Written by fe Bureau | New Delhi | Updated: Jan 14 2014, 20:24pm hrs
GoldEarlier in the session, gold prices breached through chart resistance to hit $1,254.05 an ounce in their loftiest rally since December 12
Gold witnessed volatility on Monday, pulling back from a one-month peak hit earlier in the session, but it still remained the best performer among metals so far this year after its worst annual debacle since 1981 last year.

After some fluctuations, spot gold remained flat, compared with Friday's close, at $1,246.20 an ounce at 1010 GMT, while February US futures lost $1.10 an ounce at $1,245.80. The metal is still up 3.4% this year, thanks to robust Chinese purchases ahead of the Lunar New Year later this month, after prices dropped by 28% last year following 12 straight annual advances.

Despite expectations of a gradual pick-up in the US economy this year, copperwhich reflects the health of the global economy has lost nearly 1% so far this year as top consumer China is well stocked up, while price rise in other metals remained subdued, said analysts.

Earlier in the session, gold prices breached through chart resistance to hit $1,254.05 an ounce in their loftiest rally since December 12, as some investors thought the lowest monthly job addition in the US in three years last month could prompt a review by the Federal Reserve of its policy of gradual rollback of bullion-friendly stimulus.

However, the realisation that dismal jobs data could be temporary as extreme cold weather conditions might have had an impact on hiring prompted a retreat by investors, said analysts.

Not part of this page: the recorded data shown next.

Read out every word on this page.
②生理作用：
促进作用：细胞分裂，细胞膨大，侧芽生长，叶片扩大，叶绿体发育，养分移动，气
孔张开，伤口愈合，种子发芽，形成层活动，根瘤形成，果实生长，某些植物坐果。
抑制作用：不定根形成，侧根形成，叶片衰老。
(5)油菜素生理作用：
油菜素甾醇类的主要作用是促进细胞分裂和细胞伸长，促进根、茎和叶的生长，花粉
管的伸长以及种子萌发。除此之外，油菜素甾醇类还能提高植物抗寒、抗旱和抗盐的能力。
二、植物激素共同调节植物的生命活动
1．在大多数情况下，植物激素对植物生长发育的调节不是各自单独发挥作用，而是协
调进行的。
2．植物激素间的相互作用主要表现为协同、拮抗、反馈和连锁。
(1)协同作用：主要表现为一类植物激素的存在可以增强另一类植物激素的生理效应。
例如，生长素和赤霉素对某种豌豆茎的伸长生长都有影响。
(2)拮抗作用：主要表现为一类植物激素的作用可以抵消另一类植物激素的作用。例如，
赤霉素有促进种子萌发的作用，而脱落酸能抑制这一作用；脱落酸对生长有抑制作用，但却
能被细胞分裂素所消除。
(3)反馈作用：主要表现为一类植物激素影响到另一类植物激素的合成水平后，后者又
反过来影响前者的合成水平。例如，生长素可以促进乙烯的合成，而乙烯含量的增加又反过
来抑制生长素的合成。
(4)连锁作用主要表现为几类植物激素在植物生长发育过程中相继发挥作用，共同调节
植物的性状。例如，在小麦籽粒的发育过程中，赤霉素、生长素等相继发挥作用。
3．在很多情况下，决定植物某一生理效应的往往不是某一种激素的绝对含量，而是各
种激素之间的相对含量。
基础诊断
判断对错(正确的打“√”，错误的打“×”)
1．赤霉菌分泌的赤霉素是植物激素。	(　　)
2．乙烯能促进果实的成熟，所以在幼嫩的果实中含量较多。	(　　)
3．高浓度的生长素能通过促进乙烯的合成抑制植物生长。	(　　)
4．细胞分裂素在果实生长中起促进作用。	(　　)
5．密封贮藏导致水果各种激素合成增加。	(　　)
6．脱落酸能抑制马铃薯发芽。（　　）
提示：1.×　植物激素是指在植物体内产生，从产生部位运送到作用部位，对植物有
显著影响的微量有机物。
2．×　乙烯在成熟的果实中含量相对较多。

This was aided by a drop in premiums for gold with 99.9% purity to $17 on Monday on the Shanghai Gold Exchange from $18 on Friday, reflecting a moderation in Chinese demand, they added.

Analysts, however, are conservative about a sustained rally in the precious metal this year unless Indian demand stages a significant rebound, as the tapering is expected to keep its own pace.

The Fed's quantitative easing was a key factor driving gold prices to record highs in recent years. It kept interest rates at rock bottom, cutting the opportunity cost of holding gold while stoking inflation fears.

Gold output in China gained 7% from a year earlier to reach 392.141 tonne in the January-November period from a year before, China Gold Association data showed on Monday.

Meanwhile, gold premiums in India eased to $120 an ounce over London futures, compared with $130 an ounce last week, as demand remained muted. In Delhi, gold price dropped by R15 to R30,200 per 10 gm, while the silver rate stayed unchanged at R44,800 per kg.

Nickel hit a two-week high in intraday trade on Monday, extending an almost 4% gain on Friday, as a decision by top exporter Indonesia on Sunday to ban unprocessed ore supplies takes effect.

Three month nickel on the London Metal Exchange surged 2.4% to $14,190 a tonne, its maximum since December 30, before pulling back to $14,030 a tonne by 1037 GMT, still up 1.19%. Shares of Australian nickel miner Western Areas and Vale (Indonesia) jumped on Monday on expectations nickel prices would rise.

Indonesia sought to ban on Sunday exports of a range of mineral ores to force firms to build more smelters, although it decided at the last minute to allow supplies of copper, iron ore, lead and zinc concentrates.

However, copper prices dropped as top consumer China was well stocked up and Indonesia spared a ban on supplies, said analysts.

Three-month copper in London dropped 0.30% to $7,278 a tonne. Copper lost around 7% in value last year, and is down about 1% so far this year. Aluminium shed 0.07% at $1,763 a tonne.